The other day I woke up and my coffee tasted watery. I dramatically spat it back out in my cup and resumed my attempt to read the newspaper through swollen, tired eyes. I had five minutes to spare before I went to work and “nothing” in my house to eat. In my mind the bitter thoughts were reeling, “I don’t want to go to work,” “Of course my coffee would be disgusting today of all days,” “people should get days off after they have a night full of nightmares” “My sock is already bunching up” “I have a hurting kind of pimple coming in at the corner of my chin”…
Because to me, negativity is like potato chips— I can’t just indulge in one negative thought and then cap it at that, my mind just continues to let them in.
What followed, as my readers might not be so shocked to hear, is that the day was pretty mediocre at best. I didn’t perform that well at work and my mind felt a little fuzzy and dull. I spent most of the day in my negative thoughts space in my head instead of enjoying my bike ride to work, or initiating a great conversation with my boss or reconnecting with old friends.

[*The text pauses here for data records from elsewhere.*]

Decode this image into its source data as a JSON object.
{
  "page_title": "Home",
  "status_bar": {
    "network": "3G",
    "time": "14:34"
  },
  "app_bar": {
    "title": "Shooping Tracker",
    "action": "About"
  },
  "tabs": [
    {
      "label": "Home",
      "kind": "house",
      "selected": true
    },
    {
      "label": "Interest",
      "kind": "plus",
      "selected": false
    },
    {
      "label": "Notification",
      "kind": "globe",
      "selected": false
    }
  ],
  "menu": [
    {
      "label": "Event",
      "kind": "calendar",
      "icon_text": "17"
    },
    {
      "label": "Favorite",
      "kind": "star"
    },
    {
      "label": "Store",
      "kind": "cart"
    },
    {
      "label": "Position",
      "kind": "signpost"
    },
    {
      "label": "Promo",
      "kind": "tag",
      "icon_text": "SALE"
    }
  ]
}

The tragedy is that I had so much to enjoy that day— it was sunny and beautiful in Brooklyn, my sister and I had the house to ourselves, my boyfriend was visiting later on in the week after having not seen him in a while, my mom was texting me trying to help me come up with creative ideas to explore and write about, I truly had it all.
And yet, I threw that day away because my mind wouldn’t shut up.
It’s so important to make an active effort to silence those pernicious thoughts. As much as it sometimes doesn’t feel this way, we all have the choice every morning to shape the day the way we want it to be. We craft the narrative inside our own heads. If I tell myself the day is going to suck, my coffee is disgusting, I’m the worst writer ever— all of that will come true. But if instead, I choose to be grateful for what I have today, everything will literally seem better.
Anytime I’m nervous for any new, daunting situation (like a job interview or the first day of school or a presentation), my sister tells me to picture the girl in the movie that totally has her shit together— the power-woman character who carries herself straight-backed like a plank and wears pencil skirts and can command a room— and just tell yourself you are her today. And this trick really does help me feel more positive about myself and thus, the potential outcome of the situation.
I know that sometimes we just can’t be a Sheryl Sandberg and some days the coffee really does just taste shitty but the more we can laugh about the negatives and put the positives on a pedestal, the happier we will be.